Pour Adrien Ney, CEO de Luxair, «le combat» au sein du secteur aérien devrait aboutir à une concentration du nombre de compagnies aériennes d’ici l’horizon 2025.  (Photo: Maison Moderne)

Avec un milliard de passagers transportés via des compagnies low cost en 2016, la situation des compagnies traditionnelles se révèle compliquée. Quelle analyse faites-vous des prévisions qui tablent sur un trafic aérien en Europe opéré à 60% par ces compagnies d’ici 2020?

«La croissance des low cost va continuer. On le voit aussi au Luxembourg où de nouveaux acteurs vont arriver. La seule façon de nous adapter à ce genre de combat, c’est d'adapter notre structure de prix comme nous l’avons fait, et de nous différencier avec notre offre.
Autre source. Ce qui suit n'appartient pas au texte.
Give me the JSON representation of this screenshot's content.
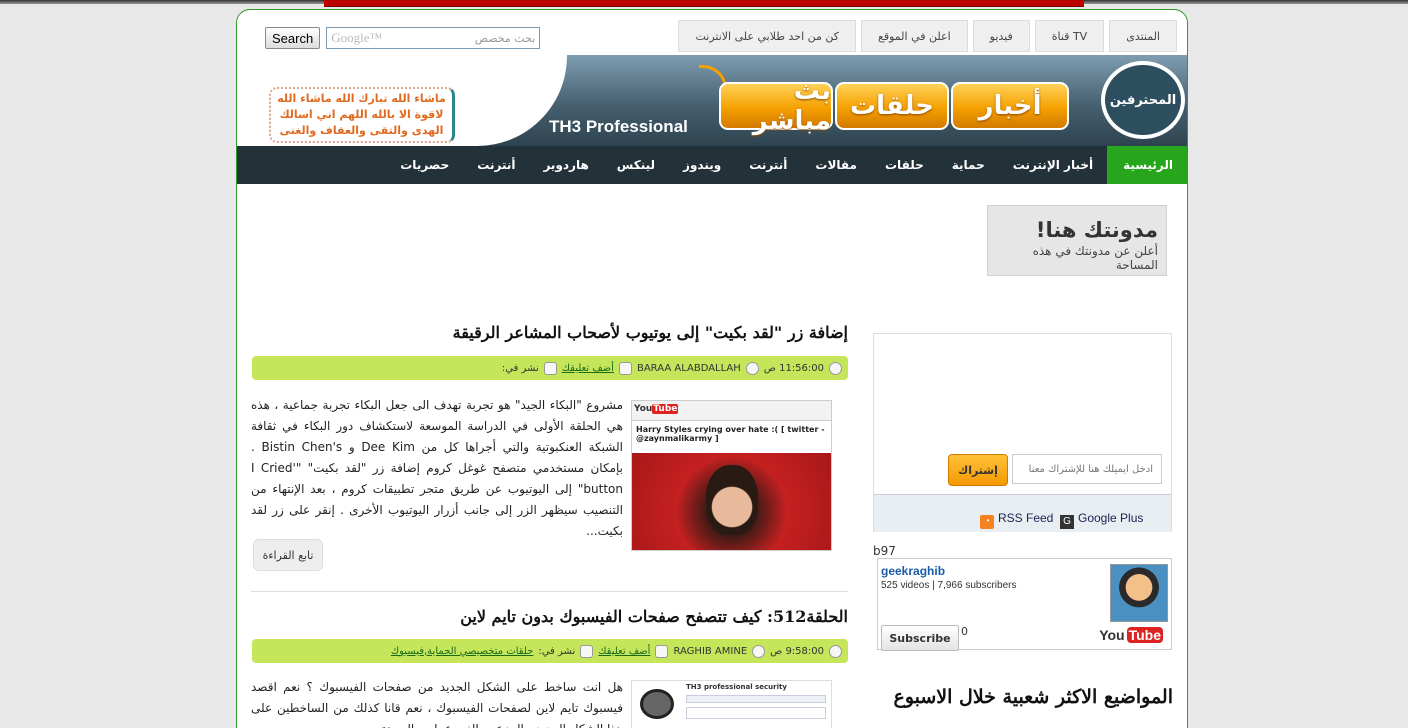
{
  "top_links": [
    "المنتدى",
    "قناة TV",
    "فيديو",
    "اعلن في الموقع",
    "كن من احد طلابي على الانترنت"
  ],
  "search": {
    "button": "Search",
    "google_label": "Google™",
    "placeholder": "بحث مخصص"
  },
  "banner": {
    "slogan": "ماشاء الله تبارك الله ماشاء الله لاقوة الا بالله اللهم اني اسالك الهدى والتقى والعفاف والغنى",
    "brand_en": "TH3 Professional",
    "buttons": [
      "أخبار",
      "حلقات",
      "بث مباشر"
    ],
    "logo_text": "المحترفين"
  },
  "nav": [
    "الرئيسية",
    "أخبار الإنترنت",
    "حماية",
    "حلقات",
    "مقالات",
    "أنترنت",
    "ويندوز",
    "لينكس",
    "هاردوير",
    "أنترنت",
    "حصريات"
  ],
  "sidebar": {
    "ad_title": "مدونتك هنا!",
    "ad_sub": "أعلن عن مدونتك في هذه المساحة",
    "subscribe_placeholder": "ادخل ايميلك هنا للإشتراك معنا",
    "subscribe_button": "إشتراك",
    "google_plus": "Google Plus",
    "rss": "RSS Feed",
    "b97": "b97",
    "yt_channel": "geekraghib",
    "yt_stats": "525 videos | 7,966 subscribers",
    "yt_subscribe": "Subscribe",
    "yt_count": "0",
    "yt_logo_you": "You",
    "yt_logo_tube": "Tube",
    "popular_title": "المواضيع الاكثر شعبية خلال الاسبوع"
  },
  "posts": [
    {
      "title": "إضافة زر \"لقد بكيت\" إلى يوتيوب لأصحاب المشاعر الرقيقة",
      "time": "11:56:00 ص",
      "author": "BARAA ALABDALLAH",
      "comment": "أضف تعليقك",
      "posted_in": "نشر في:",
      "category": "",
      "excerpt": "مشروع \"البكاء الجيد\" هو تجربة تهدف الى جعل البكاء تجربة جماعية ، هذه هي الحلقة الأولى في الدراسة الموسعة لاستكشاف دور البكاء في ثقافة الشبكة العنكبوتية والتي أجراها كل من Dee Kim و Bistin Chen's . بإمكان مستخدمي متصفح غوغل كروم إضافة زر \"لقد بكيت\" \"I Cried' button\" إلى اليوتيوب عن طريق متجر تطبيقات كروم ، بعد الإنتهاء من التنصيب سيظهر الزر إلى جانب أزرار اليوتيوب الأخرى . إنقر على زر لقد بكيت...",
      "read_more": "تابع القراءة",
      "thumb_title": "Harry Styles crying over hate :( [ twitter - @zaynmalikarmy ]"
    },
    {
      "title": "الحلقة512: كيف تتصفح صفحات الفيسبوك بدون تايم لاين",
      "time": "9:58:00 ص",
      "author": "RAGHIB AMINE",
      "comment": "أضف تعليقك",
      "posted_in": "نشر في:",
      "category": "حلقات متخصيصي الحماية,فيسبوك",
      "excerpt": "هل انت ساخط على الشكل الجديد من صفحات الفيسبوك ؟ نعم اقصد فيسبوك تايم لاين لصفحات الفيسبوك ، نعم قانا كذلك من الساخطين على هذا الشكل الجديد ، المزعج والغير عملي والمرهق",
      "thumb_title": "TH3 professional security"
    }
  ],
  "colors": {
    "nav_bg": "#233139",
    "nav_active": "#27a51d",
    "meta_bg": "#c5e65a",
    "orange": "#f5a000"
  }
}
Mais il faut être réaliste, il existe une différence structurelle entre un low cost et un transporteur traditionnel. De notre côté, nous avons un réseau plus complet et un nombre de rotations plus important, particulièrement vers les destinations les plus demandées par nos clients. Proposer au client un produit de qualité – que ce soit au niveau de la qualité de service, du réseau de destinations ou encore du nombre de vols vers ces destinations – à des prix honnêtes, voilà le seul moyen de résister.

Selon vous, à quel résultat ce «combat» va-t-il aboutir?

«Je crois qu’en 2025, le paysage aérien aura fondamentalement changé. Cela se traduira notamment par le rapprochement entre grandes compagnies et donc une réduction du nombre de compagnies actives. D’un côté, il y aura probablement quatre ou cinq low cost en Europe et deux à trois transporteurs ‘traditionnels’. Car au final, qu’est-ce que le low cost? C’est un modèle différent basé le plus possible sur l’outsourcing, c’est une politique sociale tout à fait différente des transporteurs classiques. La création de telles compagnies par les grands groupes traditionnels est destinée avant tout à réduire leurs coûts de production. En ce qui nous concerne, nous sommes cependant convaincus que Luxair restera le petit Gaulois qui défendra son village.

Pour répondre à ces nouvelles attentes, l’acquisition de nouveaux appareils serait souhaitée. Cela est-il déjà décidé dans le cadre du renouvellement de la flotte prévue en 2019?

«Il y a pour le moment plusieurs possibilités sur le marché, dont le Bombardier C qui semble idéal du point de vue confort passager et coût de maintenance. Maintenant, la décision n’est pas encore prise. L’avion ne vole que depuis quelques mois et il faut voir comment il se comporte en opération réelle: quelle est sa fiabilité,quels sont les coûts réels? Il est pour l’instant, l’‘option privilégiée’ car son coût d’exploitation par siège/kilomètre est inférieur à tous ses concurrents, et il a été conçu avec un transporteur européen de grande renommée. C’est pratiquement du sur-mesure pour le marché moyen courrier. Mais, en attendant de prendre une décision, il faut aussi voir comment se développent ses concurrents.

Pour Luxair, quel serait l’intérêt de cet avion?

«Vu que London City est un aéroport extrêmement important pour nous, sur lequel nous effectuons sept rotations quotidiennes en été et six en hiver, le fait que le Bombardier C soit en cours de certification pour cet aéroport spécifique est un plus indéniable. Mais, attention, à ce jour, aucune décision n’est encore prise. On devrait rouvrir ce dossier fin 2018.

Les premiers échos indiquent que la situation de LuxairTours n’a pas été très bonne cette saison…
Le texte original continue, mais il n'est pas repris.